Desde que as farmacêuticas divulgaram esse e outros números, em novembro, o debate sobre a compra desta vacina se acirrou. Isso porque o imunizante da Pfizer precisa ser mantido a -75° C, embora a empresa tenha divulgado que poderia vender junto com a vacina uma caixa térmica especial com gelo seco, onde as doses poderiam ficar por até 15 dias – teoricamente, o suficiente até chegarem a locais de vacinação e serem aplicadas. A segunda vacina com resultados de fase 3 a ser aprovada por agências reguladoras, da farmacêutica Moderna, também exige temperaturas baixas, de -20° C.

Consultada pela Poli, a Associação Brasileira de Refrigeração, Ar-Condicionado, Ventilação e Aquecimento (Abrava) afirmou que a indústria brasileira tem capacidade de fabricar câmaras frigoríficas, caminhões com baús frigorificados e congeladores de ultra baixa temperatura e até projetou um prazo que varia de 30 a 90 dias, dependendo da quantidade de projetos. “Por não ser uma aplicação comum, não há muita experiência na sua fabricação, montagem e operação. A tecnologia é conhecida, mas os detalhes vão exigir um aprendizado”, reconheceu a Abrava.
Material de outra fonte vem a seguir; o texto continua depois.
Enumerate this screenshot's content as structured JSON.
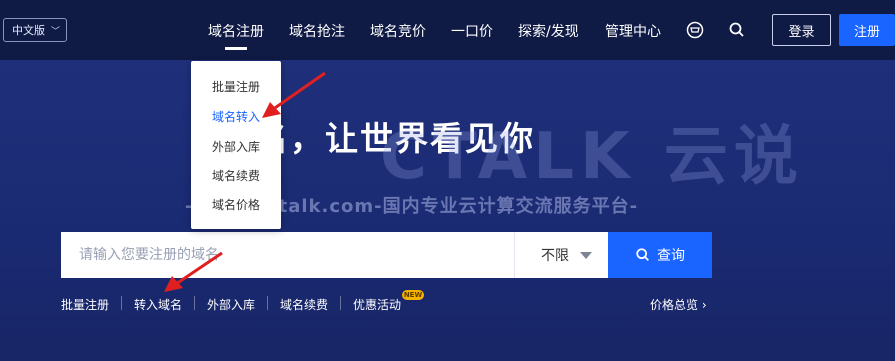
{
  "header": {
    "language": "中文版",
    "nav": [
      "域名注册",
      "域名抢注",
      "域名竞价",
      "一口价",
      "探索/发现",
      "管理中心"
    ],
    "login": "登录",
    "register": "注册"
  },
  "dropdown": {
    "items": [
      "批量注册",
      "域名转入",
      "外部入库",
      "域名续费",
      "域名价格"
    ],
    "active_index": 1
  },
  "hero": {
    "title": "名，让世界看见你"
  },
  "watermark": {
    "brand": "CTALK 云说",
    "sub": "-www.dctalk.com-国内专业云计算交流服务平台-"
  },
  "search": {
    "placeholder": "请输入您要注册的域名",
    "select": "不限",
    "button": "查询"
  },
  "quick_links": [
    "批量注册",
    "转入域名",
    "外部入库",
    "域名续费",
    "优惠活动"
  ],
  "badge": "NEW",
  "price_link": "价格总览",
  "colors": {
    "accent": "#1a64ff",
    "annotation": "#e02020"
  }
}
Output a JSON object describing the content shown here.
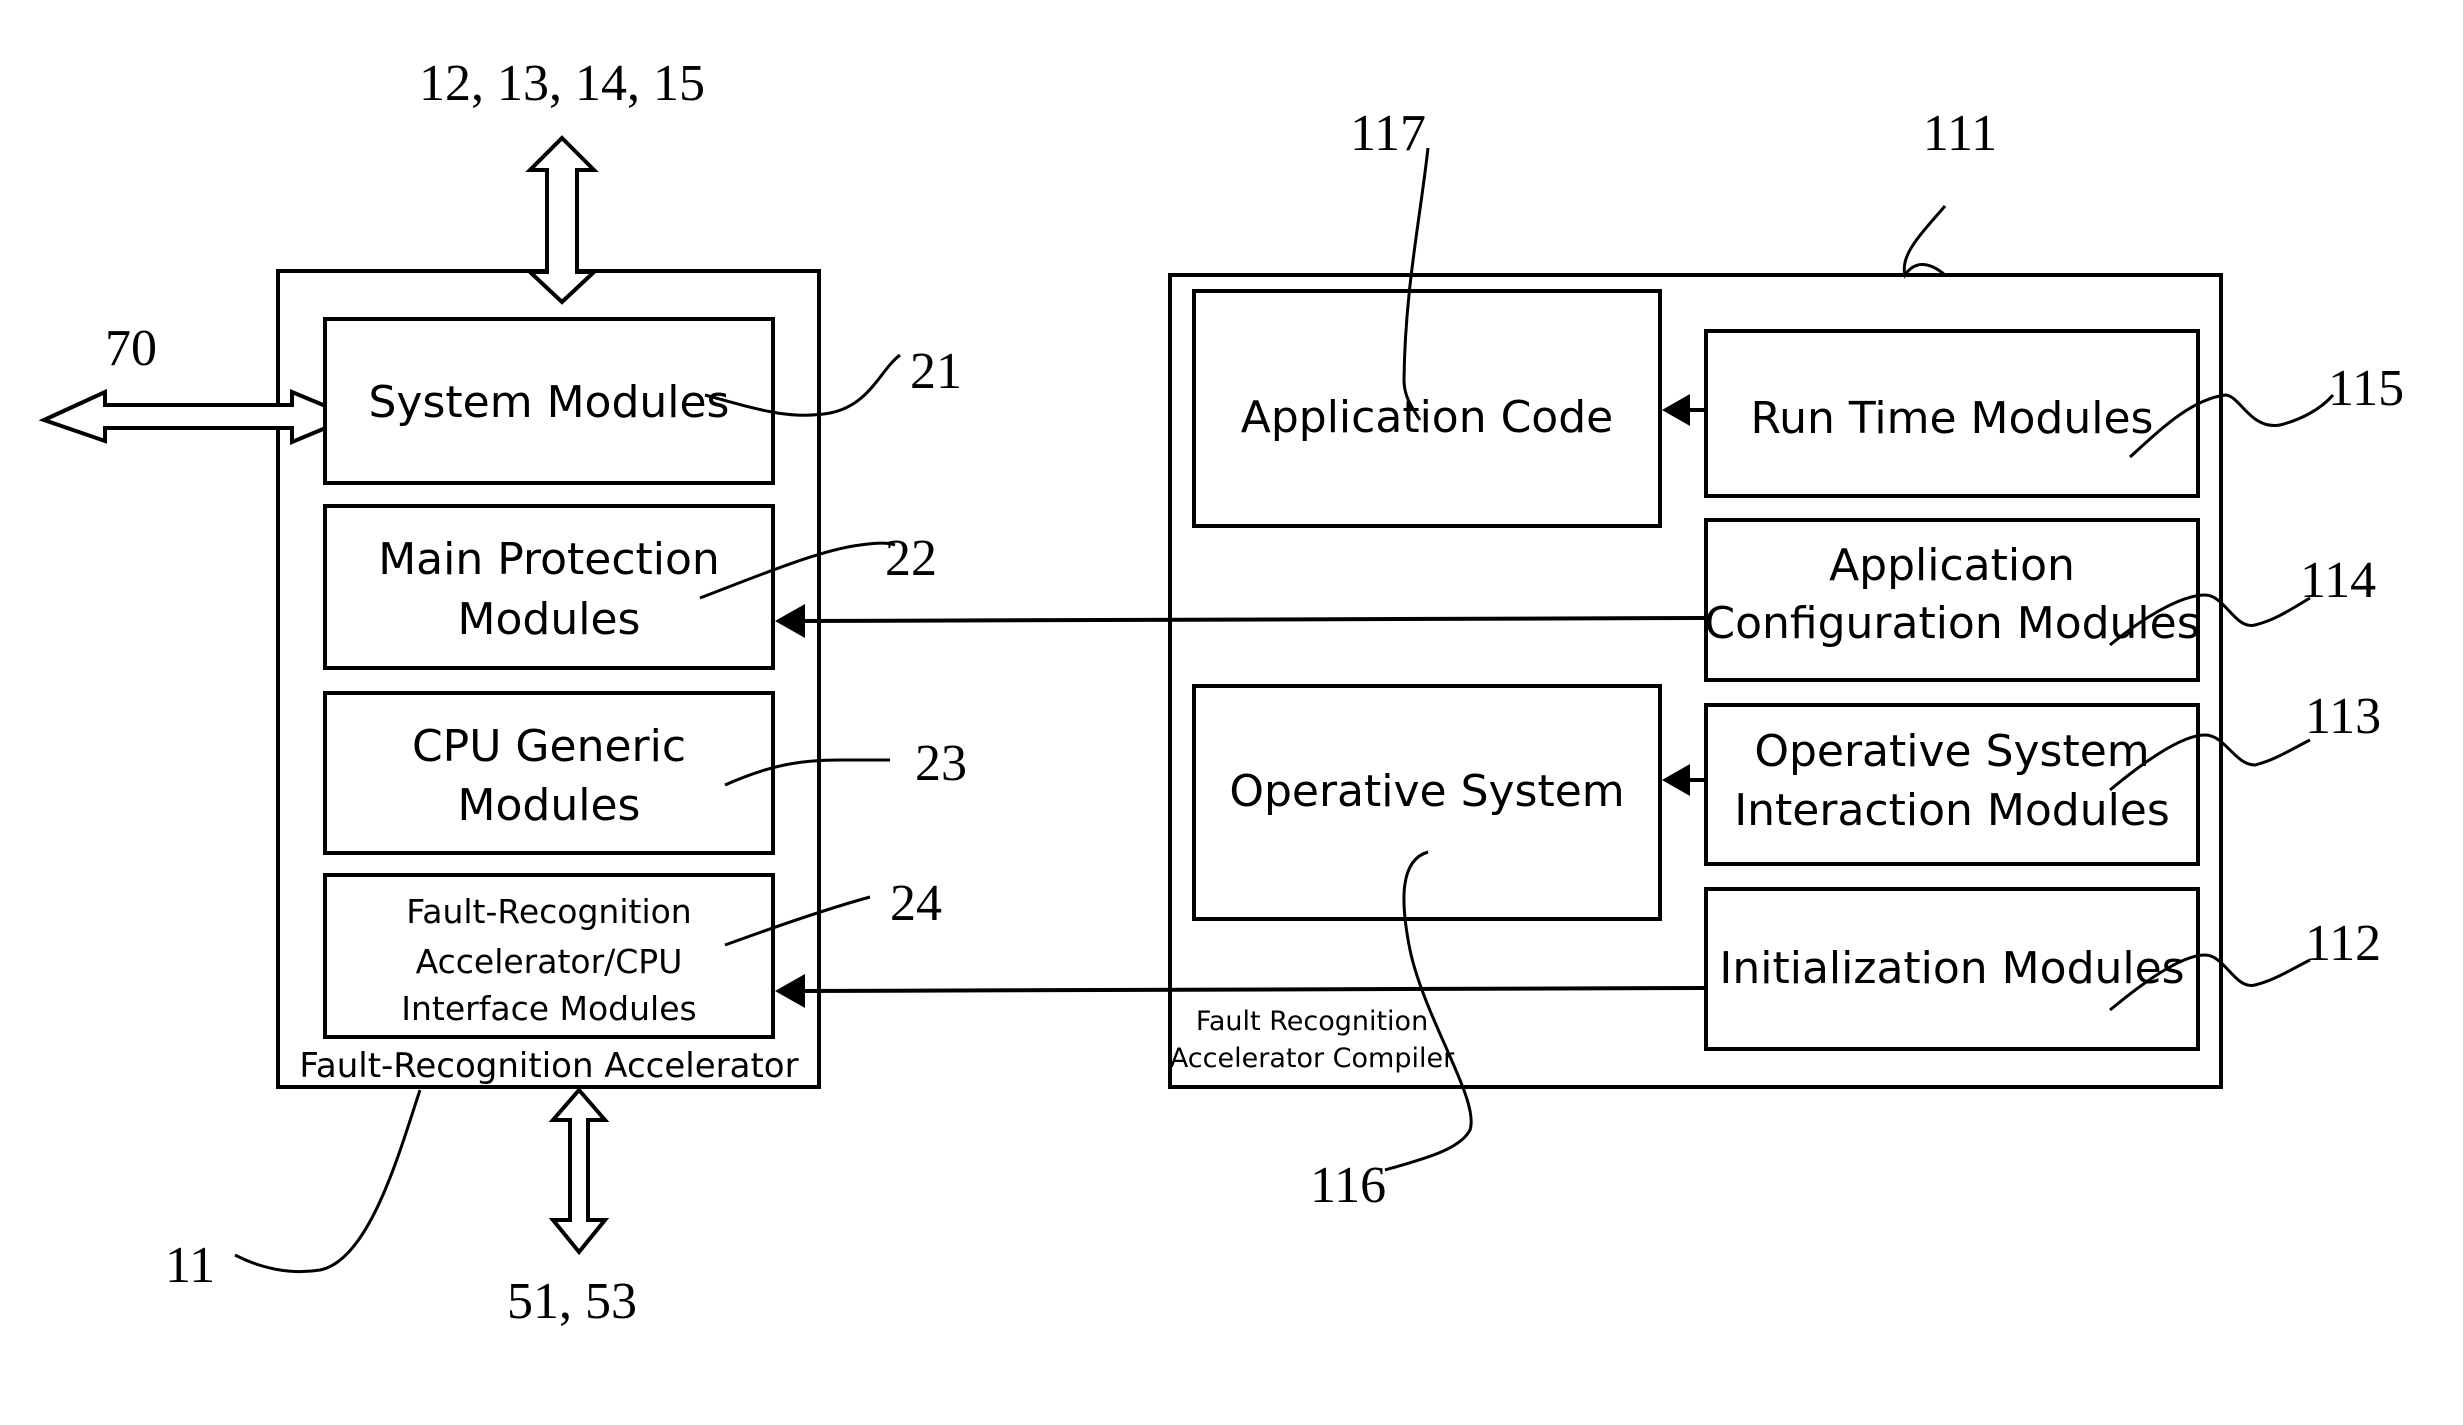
{
  "figure": {
    "fault_recognition_accelerator": {
      "ref": "11",
      "caption": "Fault-Recognition Accelerator",
      "bus_top_ref": "12, 13, 14, 15",
      "bus_left_ref": "70",
      "bus_bottom_ref": "51, 53",
      "modules": [
        {
          "ref": "21",
          "lines": [
            "System Modules"
          ]
        },
        {
          "ref": "22",
          "lines": [
            "Main Protection",
            "Modules"
          ]
        },
        {
          "ref": "23",
          "lines": [
            "CPU Generic",
            "Modules"
          ]
        },
        {
          "ref": "24",
          "lines": [
            "Fault-Recognition",
            "Accelerator/CPU",
            "Interface Modules"
          ]
        }
      ]
    },
    "compiler": {
      "ref": "111",
      "caption_lines": [
        "Fault Recognition",
        "Accelerator Compiler"
      ],
      "application_code": {
        "ref": "117",
        "label": "Application Code"
      },
      "operative_system": {
        "ref": "116",
        "label": "Operative System"
      },
      "modules": [
        {
          "ref": "115",
          "lines": [
            "Run Time Modules"
          ]
        },
        {
          "ref": "114",
          "lines": [
            "Application",
            "Configuration Modules"
          ]
        },
        {
          "ref": "113",
          "lines": [
            "Operative System",
            "Interaction Modules"
          ]
        },
        {
          "ref": "112",
          "lines": [
            "Initialization Modules"
          ]
        }
      ]
    },
    "connections": [
      {
        "from": "Run Time Modules",
        "to": "Application Code"
      },
      {
        "from": "Application Configuration Modules",
        "to": "Main Protection Modules"
      },
      {
        "from": "Operative System Interaction Modules",
        "to": "Operative System"
      },
      {
        "from": "Initialization Modules",
        "to": "Fault-Recognition Accelerator/CPU Interface Modules"
      }
    ]
  }
}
A entidade diz representar praticamente toda a cadeia de frio para o armazenamento de vacinas, mas não tem estimativa de quantas empresas atuam na área ou quantas fábricas existem no país. “Entram diversas empresas fabricantes de diferentes tipos de equipamentos de refrigeração, que por sua vez são montados com uma infinidade de componentes, fabricados por inúmeras empresas distribuídas pelo Brasil”, explicou a Abrava.

Segundo a entidade, praticamente toda a cadeia de produção foi afetada pela alta do dólar, já que as empresas dependem de componentes e matérias-primas importadas. No caso de algumas companhias, a variação cambial representou um aumento de 32% no custo de produção. A Abrava projeta para 2021 um cenário positivo, na medida em que “os planos saiam do papel”. Mas, apesar disso, não soube dizer que políticas públicas seriam necessárias para incentivar o setor.

Em meio aos debates sobre escassez de insumos para a campanha nacional de vacinação, havia um produto que saiu incólume das preocupações: o algodão usado para desinfetar o local da injeção. Segundo a Associação Brasileira de Indústria Têxtil e Confecção (Abit), somos o quarto maior produtor dessa commodity no mundo e não há risco de desabastecimento.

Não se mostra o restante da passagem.